David Brooks pins our current social and political problems on Collapsing Levels of Trust in his recent column in The Atlantic. I think he gets most of his arguments right. Without evidence that people are in general trustworthy, individuals will tend to congregate with others in their tribes. The way this is playing out today is polarization toward the far left and the far right.
As Rabbi Jonathan Sacks puts it in his recent book, Morality: Restoring the Common Good in Divided Times:
The far right dreams of a Golden Age that never was, and the far left dreams of a utopia that will never be.
It is not an unreasonable reading of 20th century history to say that when the extremes are emboldened in pursuit of these dreams, the result is violent and horrific. What are reasonable people supposed to do?

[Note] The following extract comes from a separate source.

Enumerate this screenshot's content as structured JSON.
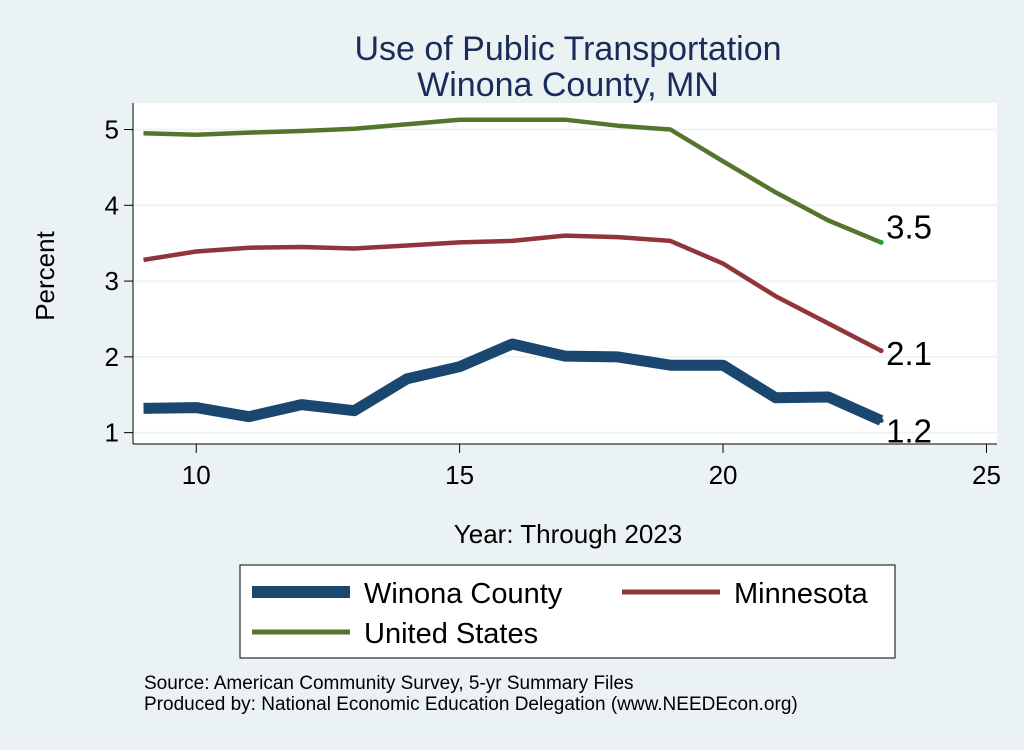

In brief, form a new tribe in the center. I am politically
to the right of the center, but probably no more so than most of the people
whom I call friends are to the left of center. If we chose to,
we could waste a lot of time on Facebook, Twitter, or other anti-social media arguing
about whether the lunatics well to their left are worse than the lunatics
well to my right. We would be making the problem worse, by acting like partisans and letting the extremists set the agenda for public discussion and civic life. And yet this is the pattern into which we have fallen. Instead, we could disavow them both.
I
would wager that a coalition that included them on its left flank and
me on the right flank would constitute a majority and would enact
sensible policies. Centrist parties are thought not to be possible in our Presidential system in part because the parties that start on the far left or far right will find it easy to encroach on the center without losing the support of their flanks. I understand this as an equilibrium result. Are we in or moving toward such an equilibrium? I see no evidence that the two major political parties are courting the political center by moving toward the center. So perhaps there is a window of opportunity during which this coalition could govern. In
other countries, they would call this a unity government, and such
governments typically get formed when the alternatives are pretty awful.
I am surprised that 2019 was not awful enough to spark such an insurgency of the rational. I suspect 2020 is that awful but the timing relative the Presidential election is unfavorable.
The last link and the phrase it highlights are to a TEDx talk by my colleague Charlie Wheelan, who put forth a sensible platform in the Centrist Manifesto in 2013 and founded Unite America to try to get a pivotal centrist bloc in the Senate. The Achilles heel in that strategy turned out to be that it presumes a Congress that
seeks to perform even its most basic Constitutional
responsibilities. So, looking ahead to 2024, we should be thinking about a centrist ticket for the Presidency, composed initially of a bipartisan duo with a prudent and responsible platform that begins to address the many crises we have built for ourselves. If the ticket wins, then the party can immediately recruit Senators and Representatives from the political center for a majority in each House, leaving the two existing parties in the extremes. Addressing those crises, even if incrementally, is what will help rebuild trust in our public life.